In terms of medical use, our approach has been twofold: helping hospitals to integrate hardware with temi, and dedicating R&D resources to tailor-make specific solutions for customers – as they have different needs – and to deploy them quickly.
Before COVID-19, did you imagine that temi would be used as it has been to fight an epidemic?
Actually, no... The world is a dynamic place. Certainly, no one expected that there would be a pandemic. But it’s important to adapt products and services to the new situation and support the medical staff in hospitals as much as we can.
That’s very true. So, with all the disruption in the market, do you see any changes in demand from various industries?
There is definitely a change in the demand from hospitals and elderly care facilities – and it is not only for temi but also the robotics industry as a whole.
The current situation has suddenly made it clear why remote interactions with autonomous navigation are needed. When you use temi in shopping malls, it provides a great user experience. But when you use it like it is used now in hospitals, it becomes critical in saving people’s lives. This situation has made the benefits of remote communication, remote services, and artificial intelligence very clear.
The COVID-19 situation has put a lot of focus on robotics. Before the pandemic, if you used a robot, you were considered very innovative. But I think the COVID-19 pandemic will be the time that popularized the robotics industry.
So, observing the current changes, how do you see the future of the healthcare industry?
Once hospitals have been exposed to the capabilities of robotics, I think they will want to use them afterwards to be able to bring more services to patients, thus overcoming staff shortages.
For example, we have seen cases where there are two nurses in the hospital to cover an entire department through the night. It is important to say that nurses are doing very complex and important work and the robot can not and will not replace them but, if they had a robot assistant, it would reduce the load on them dramatically.
The robot can go to patients and make sure that everything is OK. It is able to see and understand whether the patient is waking up or needs help: temi can ask if the patient remembered to take their pills and dispense the pills.

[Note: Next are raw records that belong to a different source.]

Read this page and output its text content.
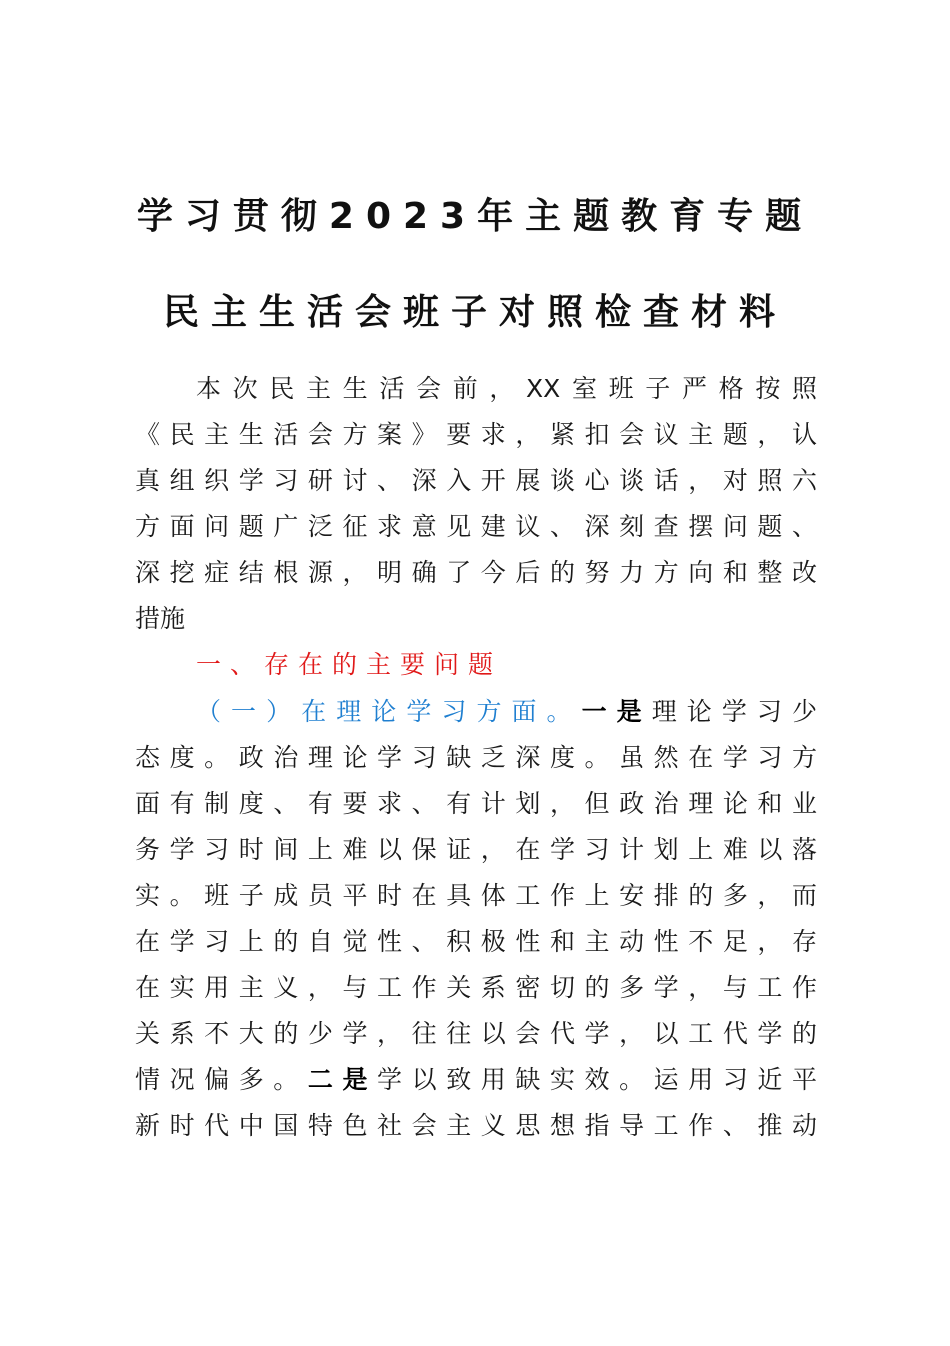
学习贯彻2023年主题教育专题
民主生活会班子对照检查材料
本次民主生活会前，XX室班子严格按照
《民主生活会方案》要求，紧扣会议主题，认
真组织学习研讨、深入开展谈心谈话，对照六
方面问题广泛征求意见建议、深刻查摆问题、
深挖症结根源，明确了今后的努力方向和整改
措施
一、存在的主要问题
（一）在理论学习方面。一是理论学习少
态度。政治理论学习缺乏深度。虽然在学习方
面有制度、有要求、有计划，但政治理论和业
务学习时间上难以保证，在学习计划上难以落
实。班子成员平时在具体工作上安排的多，而
在学习上的自觉性、积极性和主动性不足，存
在实用主义，与工作关系密切的多学，与工作
关系不大的少学，往往以会代学，以工代学的
情况偏多。二是学以致用缺实效。运用习近平
新时代中国特色社会主义思想指导工作、推动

Doctors will be able to do their morning and night routines between the patients. They can visit many patients around the world while sitting in their own office. Automating activities like this will significantly reduce the load on the medical staff. So, yes, I believe that hospitals will want to use these kinds of solutions after this situation is over.
How has the COVID-19 pandemic changed the plans you had for 2020? And how does that translate into the development of new features?
We predict that doing business with retail stores and hotels will be harder in the coming months because of the travel ban and the downturn in the economy, so we’ve focused on solutions for the medical sector, which are in high demand.
We haven’t changed any core features, but we are focusing our R&D efforts to develop features customized to specific customers.
Do you feel that there are still some features to develop and some challenges to be solved?
Yes, definitely. We are keeping up with technology and we are constantly upgrading our capabilities, so in the future, there will be more markets open to us.
It depends on the use, of course, but once the technology improves and better sensors are available, it will mean that you will be able to be in areas that you cannot be in now. There is definitely a lot more that can be done.